Jessica was growing sleepy and the noise was growing louder since a young man had arrived with a drum. Earlier the music had been supplied by a record player, and a few couples had jiggled vigorously around in a corner. Jessica and Anita had sat on folding chairs behind a table drinking canned lager out of paper cups and hoping they had not taken places reserved for local notables; but nobody had confronted them and, indeed, nobody had taken any notice of them. Four girls had provided the cabaret, hopping about over four swords laid on the floor, clad in kilts and bedecked with bits of white heather, and Jessica had supposed that their turn must have required more skill than was immediately apparent, for otherwise why would they have bothered? ‘I could do that,’ she had said and Anita had not argued. Then another girl had sung the ‘Skye Boat Song’, unaccompanied, and somebody had recited a work by Burns. It’s all very
tartan
, thought Jessica, but not very authentic. Since the locals were clearly not performing for the benefit of tourists she could only imagine that their culture had ossified into self-parody under the influence of the media and a plethora of communication. The most remote and isolated savage, having once seen himself on telly, would find his attitudes to himself and his rites subtly altered, and these people must have been constantly bombarded by reflections and images of Caledonian mores and behaviour.
Sad
, thought Jessica. Hoots mon and Haggis.

The door opened, several more people entered, including Finlay carrying a flute. The drummer put down his sticks, and someone turned the record player back on. The lights were lowered. The door opened again and someone who looked like Finlay’s sister-in-law slid in along the wall.

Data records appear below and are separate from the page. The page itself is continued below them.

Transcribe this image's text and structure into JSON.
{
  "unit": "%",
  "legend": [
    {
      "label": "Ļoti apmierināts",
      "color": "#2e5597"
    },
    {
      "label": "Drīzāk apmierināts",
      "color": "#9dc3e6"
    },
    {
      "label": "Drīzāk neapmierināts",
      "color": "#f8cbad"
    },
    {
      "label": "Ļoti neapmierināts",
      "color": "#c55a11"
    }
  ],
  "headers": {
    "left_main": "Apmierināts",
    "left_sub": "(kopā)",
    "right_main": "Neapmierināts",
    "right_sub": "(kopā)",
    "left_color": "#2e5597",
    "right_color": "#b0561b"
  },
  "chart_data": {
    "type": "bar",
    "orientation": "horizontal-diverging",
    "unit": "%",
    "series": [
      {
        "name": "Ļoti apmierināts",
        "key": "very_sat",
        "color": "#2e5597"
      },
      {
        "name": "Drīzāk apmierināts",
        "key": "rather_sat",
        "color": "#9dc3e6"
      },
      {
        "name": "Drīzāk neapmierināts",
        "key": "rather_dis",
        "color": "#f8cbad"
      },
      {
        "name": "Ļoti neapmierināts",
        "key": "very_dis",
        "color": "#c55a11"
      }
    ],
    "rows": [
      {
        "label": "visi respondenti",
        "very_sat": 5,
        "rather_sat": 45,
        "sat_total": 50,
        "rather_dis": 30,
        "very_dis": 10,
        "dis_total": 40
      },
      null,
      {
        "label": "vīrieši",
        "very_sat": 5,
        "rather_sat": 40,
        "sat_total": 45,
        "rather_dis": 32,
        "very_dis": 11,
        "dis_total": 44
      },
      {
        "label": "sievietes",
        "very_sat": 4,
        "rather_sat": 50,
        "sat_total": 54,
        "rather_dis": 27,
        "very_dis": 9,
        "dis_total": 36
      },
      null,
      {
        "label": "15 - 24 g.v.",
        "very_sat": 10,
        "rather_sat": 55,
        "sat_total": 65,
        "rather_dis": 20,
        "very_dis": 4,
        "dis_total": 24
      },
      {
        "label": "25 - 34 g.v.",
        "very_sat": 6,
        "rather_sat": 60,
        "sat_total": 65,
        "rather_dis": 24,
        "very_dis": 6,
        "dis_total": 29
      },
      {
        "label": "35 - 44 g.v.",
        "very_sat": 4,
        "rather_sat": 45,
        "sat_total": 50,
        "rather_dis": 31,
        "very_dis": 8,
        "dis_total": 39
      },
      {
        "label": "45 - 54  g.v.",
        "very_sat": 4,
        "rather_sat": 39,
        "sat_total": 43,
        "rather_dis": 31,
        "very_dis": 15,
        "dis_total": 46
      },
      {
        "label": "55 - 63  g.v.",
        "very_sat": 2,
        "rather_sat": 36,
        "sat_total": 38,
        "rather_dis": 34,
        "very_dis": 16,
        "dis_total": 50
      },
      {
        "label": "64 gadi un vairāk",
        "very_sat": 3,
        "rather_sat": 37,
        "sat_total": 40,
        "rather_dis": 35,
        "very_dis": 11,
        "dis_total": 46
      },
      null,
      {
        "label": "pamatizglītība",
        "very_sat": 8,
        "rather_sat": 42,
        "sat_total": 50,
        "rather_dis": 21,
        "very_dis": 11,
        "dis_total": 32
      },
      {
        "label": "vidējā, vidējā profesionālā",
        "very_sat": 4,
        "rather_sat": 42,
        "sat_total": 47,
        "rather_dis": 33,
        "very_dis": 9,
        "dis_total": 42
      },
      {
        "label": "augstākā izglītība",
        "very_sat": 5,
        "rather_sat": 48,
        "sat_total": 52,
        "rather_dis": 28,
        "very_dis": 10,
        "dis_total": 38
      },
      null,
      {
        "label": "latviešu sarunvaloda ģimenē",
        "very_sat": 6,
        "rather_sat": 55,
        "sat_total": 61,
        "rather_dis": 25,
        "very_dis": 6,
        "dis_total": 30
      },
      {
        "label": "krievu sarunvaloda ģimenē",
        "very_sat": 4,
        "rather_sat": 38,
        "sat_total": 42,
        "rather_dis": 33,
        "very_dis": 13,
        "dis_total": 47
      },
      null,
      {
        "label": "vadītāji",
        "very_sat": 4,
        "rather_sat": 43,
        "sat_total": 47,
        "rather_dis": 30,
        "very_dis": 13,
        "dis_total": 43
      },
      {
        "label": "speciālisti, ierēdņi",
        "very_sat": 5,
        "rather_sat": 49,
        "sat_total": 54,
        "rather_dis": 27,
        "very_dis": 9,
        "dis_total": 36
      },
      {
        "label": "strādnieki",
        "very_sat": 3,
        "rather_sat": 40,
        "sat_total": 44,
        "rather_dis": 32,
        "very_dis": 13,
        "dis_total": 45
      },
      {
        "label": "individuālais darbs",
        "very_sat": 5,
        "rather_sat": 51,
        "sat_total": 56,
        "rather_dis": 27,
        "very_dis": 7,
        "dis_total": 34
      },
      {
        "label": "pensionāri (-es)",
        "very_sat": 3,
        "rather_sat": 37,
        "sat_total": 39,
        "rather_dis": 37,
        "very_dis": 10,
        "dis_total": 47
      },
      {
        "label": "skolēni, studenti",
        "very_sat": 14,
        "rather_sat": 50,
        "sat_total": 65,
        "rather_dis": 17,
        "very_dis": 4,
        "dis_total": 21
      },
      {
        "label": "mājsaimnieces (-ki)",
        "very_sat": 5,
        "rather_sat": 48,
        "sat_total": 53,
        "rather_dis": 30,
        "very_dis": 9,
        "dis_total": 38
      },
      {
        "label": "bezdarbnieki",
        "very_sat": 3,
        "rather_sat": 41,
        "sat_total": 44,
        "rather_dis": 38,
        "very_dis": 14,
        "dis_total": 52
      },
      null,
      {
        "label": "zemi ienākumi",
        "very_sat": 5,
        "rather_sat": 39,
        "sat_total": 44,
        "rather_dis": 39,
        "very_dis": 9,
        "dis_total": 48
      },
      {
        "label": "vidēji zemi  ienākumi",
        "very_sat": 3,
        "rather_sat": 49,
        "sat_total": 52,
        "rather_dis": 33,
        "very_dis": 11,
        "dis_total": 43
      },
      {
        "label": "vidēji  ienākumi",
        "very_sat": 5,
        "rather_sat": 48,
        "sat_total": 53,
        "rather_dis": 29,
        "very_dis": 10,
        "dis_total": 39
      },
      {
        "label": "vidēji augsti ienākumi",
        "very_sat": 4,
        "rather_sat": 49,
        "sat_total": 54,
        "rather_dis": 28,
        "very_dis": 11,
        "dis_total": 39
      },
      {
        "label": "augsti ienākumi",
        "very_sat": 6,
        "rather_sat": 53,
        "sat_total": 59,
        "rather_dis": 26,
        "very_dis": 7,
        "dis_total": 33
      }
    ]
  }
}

‘Either of you two ladies care to dance?’ asked the professor of Jessica and Anita. They declined: Jessica on the grounds that her feet were hurting, and Anita because she was already too hot. ‘Let me know when you want to go,’ he said, ‘and I’ll run you back in the Jag.’ He shuffled away in time to the music.

‘I’m ready for bed,’ said Anita. ‘I don’t want to wait. Shall we walk back?’ It was dark outside: the moon hidden in cloud. Jessica tripped against a low wall.

‘Oh, that’s nice,’ she said of the cool air. ‘Let’s sit here a moment until we get used to the dark.’

The door opened and the professor emerged flanked by two girls. ‘Hang on,’ he said, ‘I’ve just got to have a pee.’ He moved a foot or so from his companions and urinated over the wall on which Anita and Jessica were sitting. Perhaps he hadn’t seen them there. Jessica gave him the benefit of the doubt.

A hush followed the racket as the professor’s Jag rumbled away along the sea road. All sound had ceased in the village hall behind them. Then there came the strains of a flute: a wild melody, sweet and sorrowful and piercing – and so unfamiliar, thought Jessica, that it could seldom have been heard on the earth before. They waited until it had stopped and the moon had come out from the clouds before they started home, not speaking.

Jessica looked out to sea, and in the light from the suddenly soaring moon she saw dark shapes at the water’s edge; so many she thought she must be seeing things. ‘Seals,’ she said. ‘Look. There are hundreds of them out there . . .’ but when Anita looked they had gone.

Jon, walking soundlessly behind them on cushioned soles, saw nothing but the white drift of Jessica’s cashmere scarf. It covered her brown hair and swathed her pale neck, guiding him through the shadows.

 

‘Do you suppose this place is haunted?’ asked Anita the next morning. She had skipped breakfast because her waistband was feeling tight and had joined the others for elevenses. ‘I heard noises in the night.’

‘People go to the bathroom in the night,’ said Ronald.